Indeed, even some of the teams that are using dynamic pricing this year have few seats available. The Pittsburgh Steelers, for example, could sell all seats as season tickets, but they are holding back a small allotment for dynamic pricing. A team spokesman described it as an “experiment” and said that the team could choose to drop the effort in the future. The spokesman declined to disclose how many seats were available.

The Seattle Seahawks, another team that has no trouble selling season tickets, offers less than 3 percent of its seats using dynamic pricing.

There are other issues too. Nearly half of all revenue in the NFL is contractually paid to players. From the portion of ticket revenue that remains after the players’ take, NFL teams then pay one-third of that revenue into a pool that is evenly shared with all league clubs — perhaps taking away some of the incentive to try dynamic pricing.

However, one of the ideas pushed by league staff, led by Brian Lafemina, senior vice president of club business development, is that dynamic pricing helps show season-ticket holders what a good deal they are getting. Lafemina declined to comment, but team executives described the longtime MSG executive’s role in advocating for dynamic pricing.

By allowing teams to charge significantly higher prices for individual games than face value on a season ticket, teams can use that to argue in renewing those annual tickets what a good deal they are, team executives said. This could help offset any concern expressed when season-ticket holders see prices fall below face value on the secondary market.

In the case of the Rams and their Nov. 15 game, the season-ticket price for that game against the Bears is $114, about half the most recent dynamically set single-game ticket price.

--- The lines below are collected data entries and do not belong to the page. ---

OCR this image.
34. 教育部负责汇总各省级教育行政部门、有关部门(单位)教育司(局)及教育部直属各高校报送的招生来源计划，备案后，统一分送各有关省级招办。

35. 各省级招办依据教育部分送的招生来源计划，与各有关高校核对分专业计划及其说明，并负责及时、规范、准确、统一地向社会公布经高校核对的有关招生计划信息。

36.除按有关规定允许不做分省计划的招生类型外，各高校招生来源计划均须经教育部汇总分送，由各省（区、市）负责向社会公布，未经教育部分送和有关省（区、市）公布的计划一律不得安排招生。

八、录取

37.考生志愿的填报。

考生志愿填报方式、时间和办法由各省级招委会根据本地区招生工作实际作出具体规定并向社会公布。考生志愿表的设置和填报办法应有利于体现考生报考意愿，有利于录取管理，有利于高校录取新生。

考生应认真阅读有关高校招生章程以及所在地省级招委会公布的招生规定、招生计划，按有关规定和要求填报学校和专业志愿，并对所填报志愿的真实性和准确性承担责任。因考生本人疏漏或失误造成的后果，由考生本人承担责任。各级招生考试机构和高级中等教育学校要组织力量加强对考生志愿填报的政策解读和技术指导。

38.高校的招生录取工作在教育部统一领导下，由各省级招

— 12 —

Teams have tried to attack the discrepancy between face-value season tickets and lower-priced secondary market seats through variable pricing. Variable pricing allows teams to affix lower prices to their season tickets for less attractive games, so the difference with the secondary market does not appear as stark for those particular games. Similarly, more attractive games carry higher face values. The total season-ticket value stays the same as it would have been absent variable pricing — meaning unlike dynamic pricing, there is no revenue gain for the club.

Staff writers Eric Fisher, John Lombardo and Ian Thomas contributed to this report.